CONVICTION - FINALITY - ILLEGAL REENTRY CONTEXT
United States v. Saenz-Gomez, 472 F.3d 791 (10th Cir. Jan. 2, 2007) (rejecting claim that district court erred in enhancing sentence under 8 U.S.C. 1326(b)(2) and U.S.S.G. 2L1.2(b)(1)(B) because his 2003 state conviction for heroin trafficking was not final at the time of removal, and affirming sentence for illegal reentry after removal following a conviction for an aggravated felony). http://laws.lp.findlaw.com/10th/062148.html

Other

CONVICTION - NON-CONVICTION DISPOSITION - ADMISSION OF SUFFICIENT FACTS
    If a stipulation is entered allowing a police report or certificate of probable cause to be entered into the court record as part of plea proceedings, there is a risk that immigration courts might consider the facts contained in those documents to be part of the record of conviction for purposes of determining the existence and nature of a conviction. Sometimes, however, stipulating to the admissibility of a police report is not equivalent to admitting "facts sufficient to warrant a finding of guilt."

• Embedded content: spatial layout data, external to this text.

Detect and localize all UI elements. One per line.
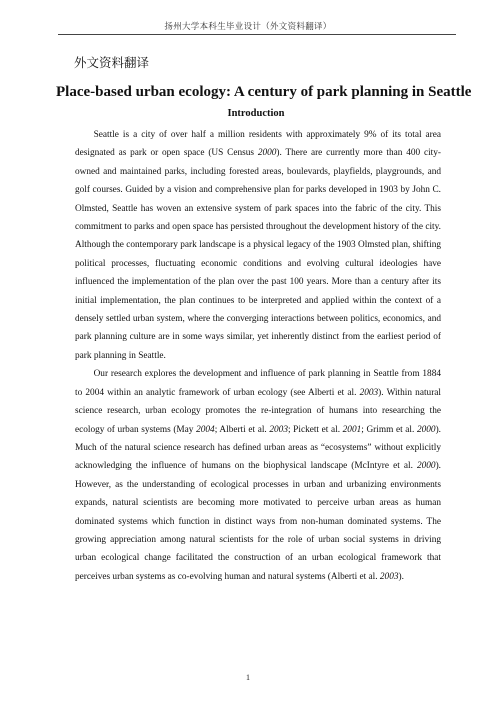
header-rule	[58, 34, 456, 35]
citation-year: 2000	[416, 424, 436, 435]
citation-year: 2001	[342, 424, 362, 435]
citation-year: 2003	[269, 424, 288, 435]
section-heading: Introduction	[227, 108, 285, 119]
section-label: 外文资料翻译	[74, 55, 150, 70]
citation-year: 2000	[416, 461, 436, 472]
text-run: Our research explores the development and influence of park planning in Seattle from 1884 to 2004 within an analytic framework of urban ecology (see Alberti et al.	[75, 369, 441, 398]
text-run: ). There are currently more than 400 city-owned and maintained parks, including forested areas, boulevards, playfields, playgrounds, and golf courses. Guided by a vision and comprehensive plan for parks developed in 1903 by John C. Olmsted, Seattle has woven an extensive system of park spaces into the fabric of the city. This commitment to parks and open space has persisted throughout the development history of the city. Although the contemporary park landscape is a physical legacy of the 1903 Olmsted plan, shifting political processes, fluctuating economic conditions and evolving cultural ideologies have influenced the implementation of the plan over the past 100 years. More than a century after its initial implementation, the plan continues to be interpreted and applied within the context of a densely settled urban system, where the converging interactions between politics, economics, and park planning culture are in some ways similar, yet inherently distinct from the earliest period of park planning in Seattle.	[75, 148, 441, 361]
text-run: Seattle is a city of over half a million residents with approximately 9% of its total area designated as park or open space (US Census	[75, 130, 441, 159]
text-run: ; Pickett et al.	[287, 424, 343, 435]
text-run: ).	[398, 571, 404, 582]
paper-title: Place-based urban ecology: A century of park planning in Seattle	[56, 84, 472, 100]
citation-year: 2003	[379, 571, 399, 582]
citation-year: 2000	[257, 148, 277, 159]
text-run: ). However, as the understanding of ecological processes in urban and urbanizing environments expands, natural scientists are becoming more motivated to perceive urban areas as human dominated systems which function in distinct ways from non-human dominated systems. The growing appreciation among natural scientists for the role of urban social systems in driving urban ecological change facilitated the construction of an urban ecological framework that perceives urban systems as co-evolving human and natural systems (Alberti et al.	[75, 461, 441, 582]
text-run: ). Much of the natural science research has defined urban areas as “ecosystems” without explicitly acknowledging the influence of humans on the biophysical landscape (McIntyre et al.	[75, 424, 441, 472]
body-text	[75, 126, 441, 586]
citation-year: 2004	[196, 424, 215, 435]
page-number: 1	[246, 673, 250, 682]
citation-year: 2003	[359, 387, 379, 398]
paragraph-1	[75, 126, 441, 365]
paragraph-2	[75, 365, 441, 586]
running-header: 扬州大学本科生毕业设计（外文资料翻译）	[164, 21, 332, 31]
text-run: ; Alberti et al.	[214, 424, 270, 435]
text-run: ). Within natural science research, urban ecology promotes the re-integration of humans into researching the ecology of urban systems (May	[75, 387, 441, 435]
text-run: ; Grimm et al.	[361, 424, 417, 435]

     An"immigration-safe" deferral scheme to consider, rather than admitting the police report into evidence at the time of the deferral, is one in which non-citizens agree to waive their right to object or contest any evidence presented at any subsequent violation or revocation hearing and agree that the judge will review the evidence presented at that time (which would be the police report) and make a decision as to guilt based solely on that evidence. Thus, it would be understood at the time that the deferral scheme is agreed upon by the parties that the prosecutor would later present the police report at a subsequent violation/revocation hearing if the defendant does not comply with the conditions of deferral. However, if the defendant complies with the conditions, the case is dismissed without any admissions by the defendant, and the police report will not have been entered into evidence for purposes of determining guilt. This would arguably avoid the offense being deemed a conviction for immigration purposes. The following language is suggested:

    I understand that I have a right to contest and object to evidence presented against me. I give up the right to contest and object to any evidence presented against me as to my guilt or innocence regarding the underlying charge at any future hearings if I fail to comply with the conditions of this agreement. I also understand that I have the right to present evidence on my own behalf. I give up the right to present evidence on my own behalf as to my guilt or innocence regarding the underlying charge. I understand that if I do not comply with the conditions of this agreement, evidence will be presented against me at a future hearing and I understand that the judge will read and review that evidence in determining my guilt or innocence.

Prosecutors sometimes accept this language. Thanks to Jonathan Moore.